Nonetheless, she was so shocked and ashamed, she dropped out. She moved far away from her community, rather than have to face any rumors and all the I-told-you-so’s her family seemed to keep in their back pockets. “A lot of my family are like: you’re gonna fail,” Daisy explains.

As the statistics predicted, the next seventeen years of Daisy’s life were harsh. However, everything shifted dramatically after she discovered the DAEC. “I have to say the Center there is the best place I’ve gone through. Even better than my high school. The environment and the people there are so friendly. They’re there for you to succeed. You have all the tools there. You have all the support. You have all the love.” Daisy says.

Classes are always engaging and interactive.

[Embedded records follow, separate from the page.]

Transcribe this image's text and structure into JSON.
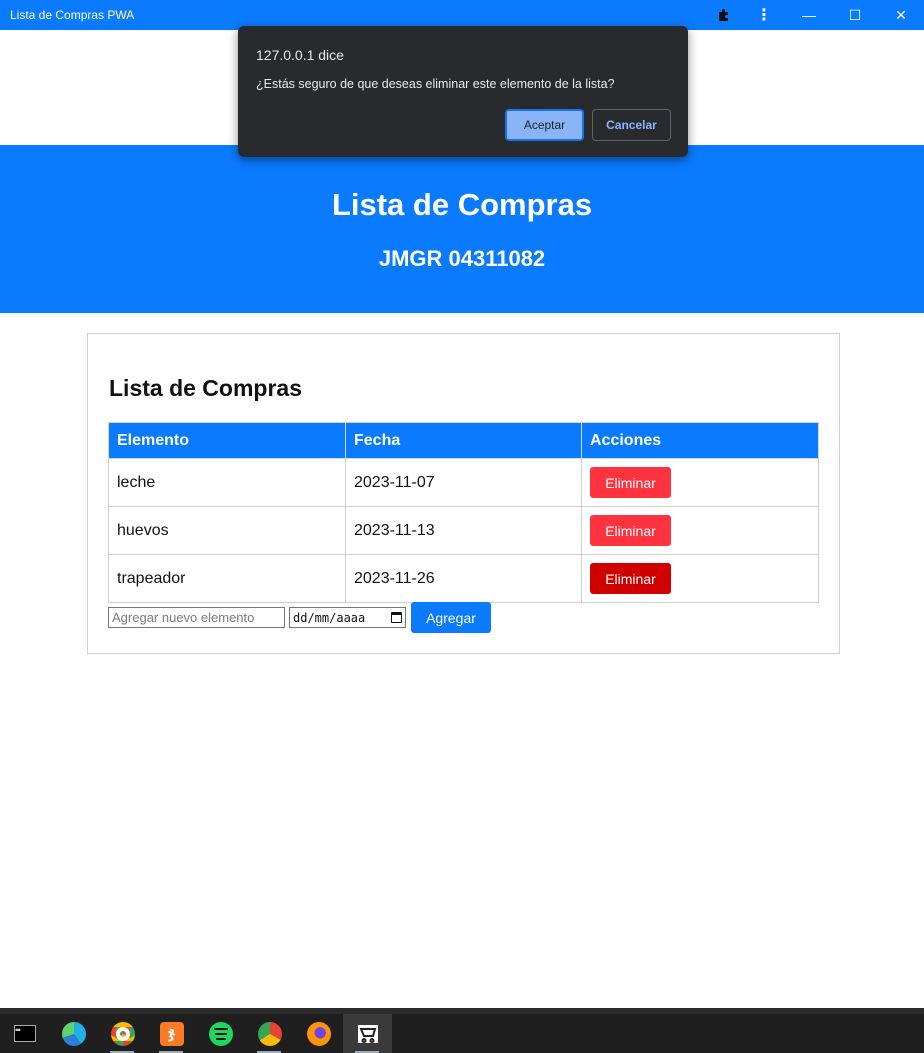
{
  "window": {
    "title": "Lista de Compras PWA",
    "controls": {
      "minimize": "—",
      "maximize": "☐",
      "close": "✕"
    }
  },
  "header": {
    "title": "Lista de Compras",
    "subtitle": "JMGR 04311082"
  },
  "list": {
    "heading": "Lista de Compras",
    "columns": [
      "Elemento",
      "Fecha",
      "Acciones"
    ],
    "rows": [
      {
        "item": "leche",
        "date": "2023-11-07",
        "action": "Eliminar"
      },
      {
        "item": "huevos",
        "date": "2023-11-13",
        "action": "Eliminar"
      },
      {
        "item": "trapeador",
        "date": "2023-11-26",
        "action": "Eliminar"
      }
    ],
    "new_item_placeholder": "Agregar nuevo elemento",
    "date_placeholder": "dd/mm/aaaa",
    "add_label": "Agregar"
  },
  "dialog": {
    "origin": "127.0.0.1 dice",
    "message": "¿Estás seguro de que deseas eliminar este elemento de la lista?",
    "ok_label": "Aceptar",
    "cancel_label": "Cancelar"
  },
  "colors": {
    "primary": "#0a7bff",
    "danger": "#ff3340",
    "danger_active": "#d00000",
    "dialog_bg": "#292a2d"
  },
  "taskbar": {
    "apps": [
      "terminal-icon",
      "edge-icon",
      "chrome-profile-icon",
      "xampp-icon",
      "spotify-icon",
      "chrome-profile-icon",
      "firefox-icon",
      "shopping-cart-app-icon"
    ]
  }
}
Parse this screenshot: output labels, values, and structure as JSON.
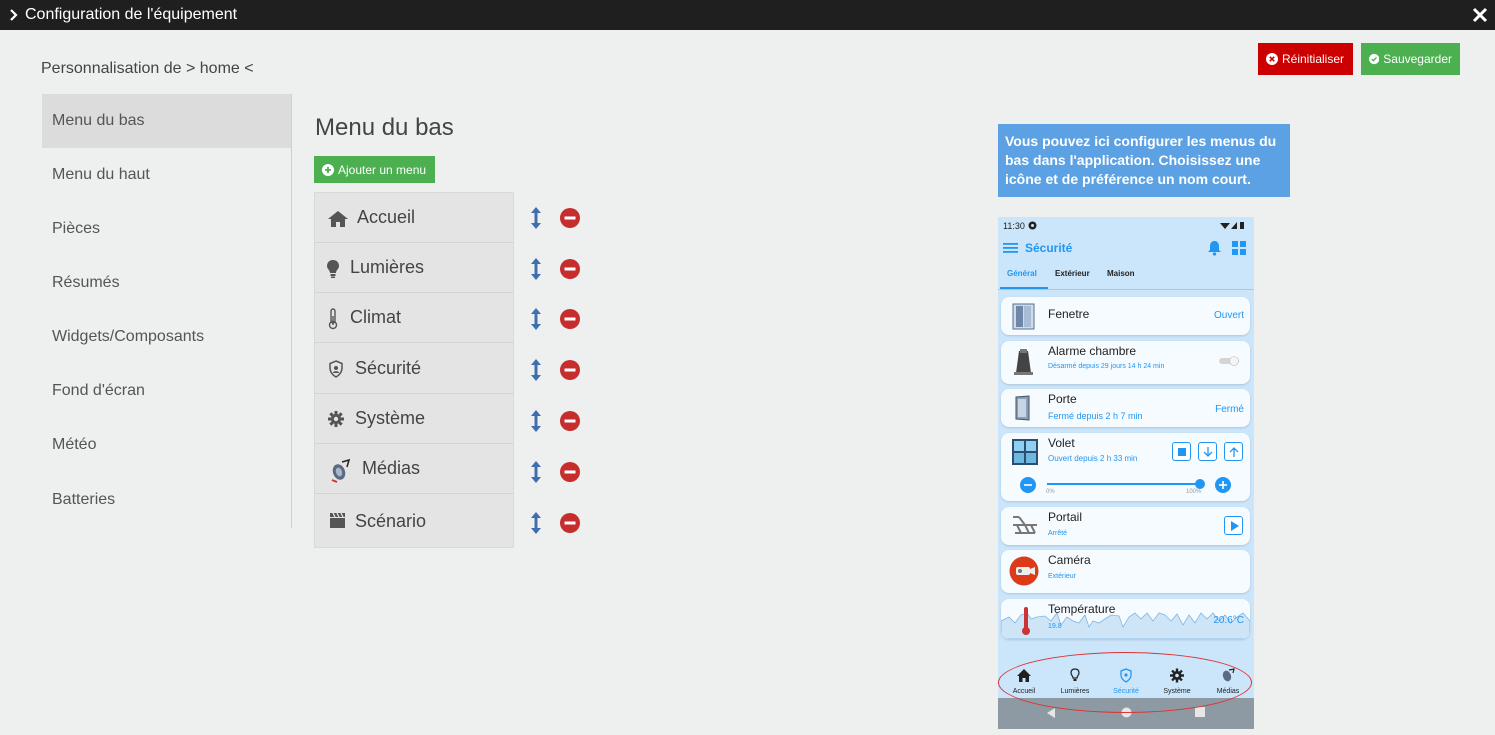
{
  "window": {
    "title": "Configuration de l'équipement"
  },
  "breadcrumb": "Personnalisation de > home <",
  "toolbar": {
    "reset_label": "Réinitialiser",
    "save_label": "Sauvegarder"
  },
  "sidebar": {
    "items": [
      {
        "label": "Menu du bas",
        "active": true
      },
      {
        "label": "Menu du haut"
      },
      {
        "label": "Pièces"
      },
      {
        "label": "Résumés"
      },
      {
        "label": "Widgets/Composants"
      },
      {
        "label": "Fond d'écran"
      },
      {
        "label": "Météo"
      },
      {
        "label": "Batteries"
      }
    ]
  },
  "main": {
    "title": "Menu du bas",
    "add_label": "Ajouter un menu",
    "menus": [
      {
        "label": "Accueil",
        "icon": "home-icon"
      },
      {
        "label": "Lumières",
        "icon": "lightbulb-icon"
      },
      {
        "label": "Climat",
        "icon": "thermometer-icon"
      },
      {
        "label": "Sécurité",
        "icon": "shield-icon"
      },
      {
        "label": "Système",
        "icon": "gear-icon"
      },
      {
        "label": "Médias",
        "icon": "media-icon"
      },
      {
        "label": "Scénario",
        "icon": "clapperboard-icon"
      }
    ]
  },
  "info": {
    "text": "Vous pouvez ici configurer les menus du bas dans l'application. Choisissez une icône et de préférence un nom court."
  },
  "phone": {
    "time": "11:30",
    "title": "Sécurité",
    "tabs": [
      "Général",
      "Extérieur",
      "Maison"
    ],
    "cards": {
      "fenetre": {
        "name": "Fenetre",
        "state": "Ouvert"
      },
      "alarme": {
        "name": "Alarme chambre",
        "sub": "Désarmé depuis 29 jours 14 h 24 min"
      },
      "porte": {
        "name": "Porte",
        "sub": "Fermé depuis 2 h 7 min",
        "state": "Fermé"
      },
      "volet": {
        "name": "Volet",
        "sub": "Ouvert depuis 2 h 33 min",
        "min": "0%",
        "max": "100%",
        "level": 100
      },
      "portail": {
        "name": "Portail",
        "sub": "Arrêté"
      },
      "camera": {
        "name": "Caméra",
        "sub": "Extérieur"
      },
      "temperature": {
        "name": "Température",
        "low": "19.8",
        "value": "20.6°C"
      }
    },
    "bottom_nav": [
      "Accueil",
      "Lumières",
      "Sécurité",
      "Système",
      "Médias"
    ]
  },
  "colors": {
    "accent": "#2196f3",
    "danger": "#cc0000",
    "success": "#4caf50",
    "info": "#5ba1e3"
  }
}
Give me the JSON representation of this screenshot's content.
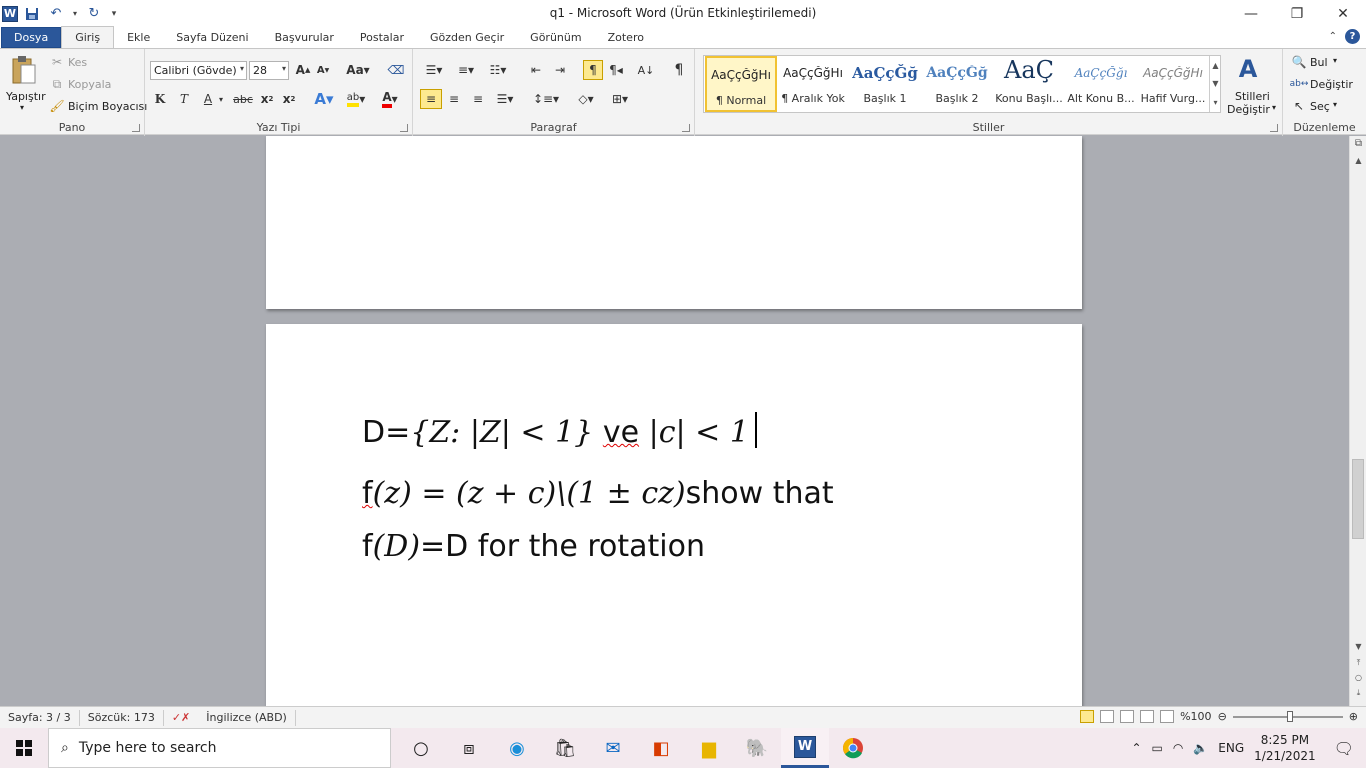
{
  "window": {
    "title": "q1  -  Microsoft Word (Ürün Etkinleştirilemedi)"
  },
  "tabs": [
    {
      "label": "Dosya"
    },
    {
      "label": "Giriş"
    },
    {
      "label": "Ekle"
    },
    {
      "label": "Sayfa Düzeni"
    },
    {
      "label": "Başvurular"
    },
    {
      "label": "Postalar"
    },
    {
      "label": "Gözden Geçir"
    },
    {
      "label": "Görünüm"
    },
    {
      "label": "Zotero"
    }
  ],
  "clipboard": {
    "paste": "Yapıştır",
    "cut": "Kes",
    "copy": "Kopyala",
    "format_painter": "Biçim Boyacısı",
    "group": "Pano"
  },
  "font": {
    "name": "Calibri (Gövde)",
    "size": "28",
    "group": "Yazı Tipi"
  },
  "paragraph": {
    "group": "Paragraf"
  },
  "styles": {
    "group": "Stiller",
    "items": [
      {
        "preview": "AaÇçĞğHı",
        "name": "¶ Normal"
      },
      {
        "preview": "AaÇçĞğHı",
        "name": "¶ Aralık Yok"
      },
      {
        "preview": "AaÇçĞğ",
        "name": "Başlık 1"
      },
      {
        "preview": "AaÇçĞğ",
        "name": "Başlık 2"
      },
      {
        "preview": "AaÇ",
        "name": "Konu Başlı..."
      },
      {
        "preview": "AaÇçĞğı",
        "name": "Alt Konu B..."
      },
      {
        "preview": "AaÇçĞğHı",
        "name": "Hafif Vurg..."
      }
    ],
    "change_label_1": "Stilleri",
    "change_label_2": "Değiştir"
  },
  "editing": {
    "find": "Bul",
    "replace": "Değiştir",
    "select": "Seç",
    "group": "Düzenleme"
  },
  "document": {
    "line1": {
      "prefix": "D=",
      "math": "{Z: |Z| < 1}",
      "ve": "ve",
      "math2": "|c| < 1"
    },
    "line2": {
      "prefix": "f",
      "math": "(z) = (z + c)\\(1 ± cz)",
      "suffix": "show that"
    },
    "line3": {
      "prefix": "f",
      "math": "(D)",
      "suffix": "=D for the rotation"
    }
  },
  "status": {
    "page": "Sayfa: 3 / 3",
    "words": "Sözcük: 173",
    "language": "İngilizce (ABD)",
    "zoom": "%100"
  },
  "taskbar": {
    "search_placeholder": "Type here to search",
    "lang": "ENG",
    "time": "8:25 PM",
    "date": "1/21/2021"
  }
}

She goes on, raving about the teachers, “Mary is great! I love Mary! Oh and Cyd! I love her personality. They’re interactive. They’re very engaging. They’re concerned. They really want you to get this. I literally love all the staff there. Literally everybody there was like so encouraging and so motivating. They were so empowering to say: you can do this!”

In fact, Daisy was in the DAEC lobby when she happened to have what would be one of the most transformational conversations of her life. She was waiting to be seated for one of four subject exams needed to officially attain her GED when Executive Director Susan Hakanson passed through en route to the kitchen.

Susan wished Daisy luck and then the two chatted about future options beyond the tests. Was Daisy considering college?

“My fear with college,” Daisy says, “was like: College? I’m old. You know…like…I’m oooolllddd! I can’t do college, girrrl!”

Susan reassured Daisy that college was definitely an option for anyone at any age. She herself attained all her advanced degrees later in life. She also had a network of friends who had done the same. Susan arranged for Daisy to hear from several of these inspiring individuals.

When the DAEC arranged its usual college tours, Daisy readily participated. She teamed up with the Center’s Career Advisor, Danielle Beamer. Together, they tackled applications, admission essays, and financial aid paperwork.

“Danielle. Oh. My. God!” Daisy beams. “That girl was there for me, you know!”

After registering at the DAEC in 2018, Daisy graduated with her GED in early 2019 despite COVID-19 interruptions, lockdowns, and restrictions. Just a few months later, she attended her first college classes at Fort Lewis College.

“I’m really leaning towards majoring in psychology because I feel like, girl, I’ve been through so much in life. So much!” Daisy says. “My idea was I wanted to give other people support and hope. I wanna be someone who says: you got this! Trust me, you can do this.”

Daisy T. sees her true self.

When she’s not reading assignments, writing responses, or prepping for quizzes, Daisy enjoys taking selfies in front of FLC’s iconic bell tower. Far from any kind of self-obsessed narcissism, these digital self-portraits reflect the real person Daisy has always longed to see staring back from a mirror.

“Before, I could never see myself doing this,” Daisy says. “I’m very grateful that…” she pauses as tears well up. Then she laughs, “Gosh! I’m getting emotional again!”  She starts again, “I feel like I’ve been given my life. A different life. A better one. And I don’t think I could have done that without the Center and everybody there.”

To any person wondering if they, too, should go back and get their GED, Daisy advises, “Look at my before picture. Look at my after picture. Everybody has their time and their moment. If you’ve stumbled upon the [DAEC’s] website or you searched for it, then you’re in the right place at the right time. You’re leaning towards it, so why fight it? Don’t be afraid of it. Go for it!”

Daisy slides her books and spiral notebooks into her backpack. She has a lecture class starting soon. She almost giggles when she admits, “I’ve never been so excited for the day. So excited to go to school.”

Interestingly, the word daisy stems back to Old English words for “day’s eye” because every morning, the petals unfold to reveal its sunny center. Sounding rather like an actual daisy flower, Daisy rejoices, “I’ve never been so happy to wake up.”